Milhões de fiéis lotam a praia de Copacabana na fria noite do dia 25 de julho para participar da festa de acolhida com o Papa Francisco. A grande maioria assiste ao show pelos inúmeros telões sequencialmente dispostos ao longo da praia.
Milhões de fiéis lotam a praia de Copacabana na fria noite do dia 25 de julho para participar da festa de acolhida com o Papa Francisco. A grande maioria assiste ao show pelos inúmeros telões sequencialmente dispostos ao longo da praia.

Socialização e interação com outras culturas

Esse foi um aspecto interessantíssimo que observei durante a JMJ – o interesse geral por saber de onde o outro procedia, o que se fazia em sua cidade ou país, aspectos culturais específicos e etc. Alguns jovens inclusive utilizavam caderninhos para anotar dados dos companheiros de jornada recém conhecidos, possivelmente, para fazer algum contato posterior pela Internet. Como em todas as JMJs, muitas novas amizades serão consolidadas após essa Jornada e até mesmo namoros e casamentos dela resultarão, o que penso ter mais a ver com as estatísticas naturais do que qualquer outra coisa. Afinal, trata-se de milhares de jovens em pleno frescor de beleza e exuberância da juventude.

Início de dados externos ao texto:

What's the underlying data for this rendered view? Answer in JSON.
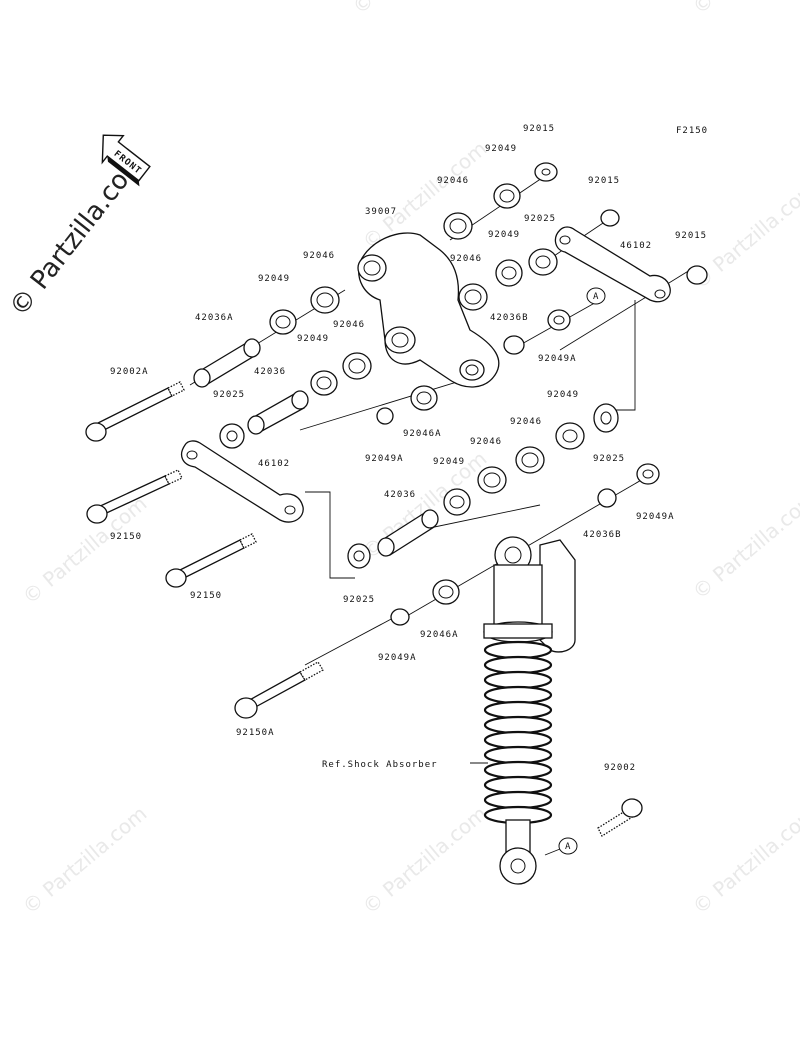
{
  "figure_code": "F2150",
  "front_arrow_label": "FRONT",
  "watermark": "© Partzilla.com",
  "callout_letter": "A",
  "ref_label": "Ref.Shock Absorber",
  "labels": {
    "p92015_top": "92015",
    "p92049_top": "92049",
    "p92046_top": "92046",
    "p39007": "39007",
    "p92015_mid": "92015",
    "p92015_right": "92015",
    "p46102_top": "46102",
    "p92025_top": "92025",
    "p92049_mid": "92049",
    "p92046_mid": "92046",
    "p92046_left": "92046",
    "p92049_left": "92049",
    "p42036A": "42036A",
    "p42036B": "42036B",
    "p92002A": "92002A",
    "p92046_l2": "92046",
    "p92049_l2": "92049",
    "p42036_l": "42036",
    "p92025_l": "92025",
    "p92049A_mid": "92049A",
    "p92046A_mid": "92046A",
    "p92049A_left": "92049A",
    "p92049_r": "92049",
    "p92025_r": "92025",
    "p92046_c": "92046",
    "p92049_c": "92049",
    "p46102_low": "46102",
    "p92150_a": "92150",
    "p92150_b": "92150",
    "p42036_c": "42036",
    "p92049A_r": "92049A",
    "p42036B_r": "42036B",
    "p92025_low": "92025",
    "p92046A_low": "92046A",
    "p92049A_low": "92049A",
    "p92150A": "92150A",
    "p92002": "92002"
  }
}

ASPECTOS ALTAMENTE QUESTIONÁVEIS QUE COLOCAM O SENSUS CATHOLICUS EM ESTADO DE ALERTA

Euforia

Igualmente aos aspectos positivos descritos acima, a JMJ, indubitavelmente, teve seus pontos fracos, e não foram poucos. O primeiro, em minha opinião, foi ter sido transformada em dogma. Ai de quem, se dizendo católico, diga algo contra a JMJ, sua organização, os eventos oferecidos aos jovens, os artistas contratados (ainda que sejam defensores públicos de agendas anticatólicas) ou até mesmo palavras informais do Santo Padre. “Ah! Isso não é coisa de católico! A JMJ está atraindo os jovens e mostrando o rosto vivo da Igreja!” “Curta a vida, curta o Papa!” é o lema, o que pode ser traduzido por “Não encha a nossa paciência falando mal da Jornada!”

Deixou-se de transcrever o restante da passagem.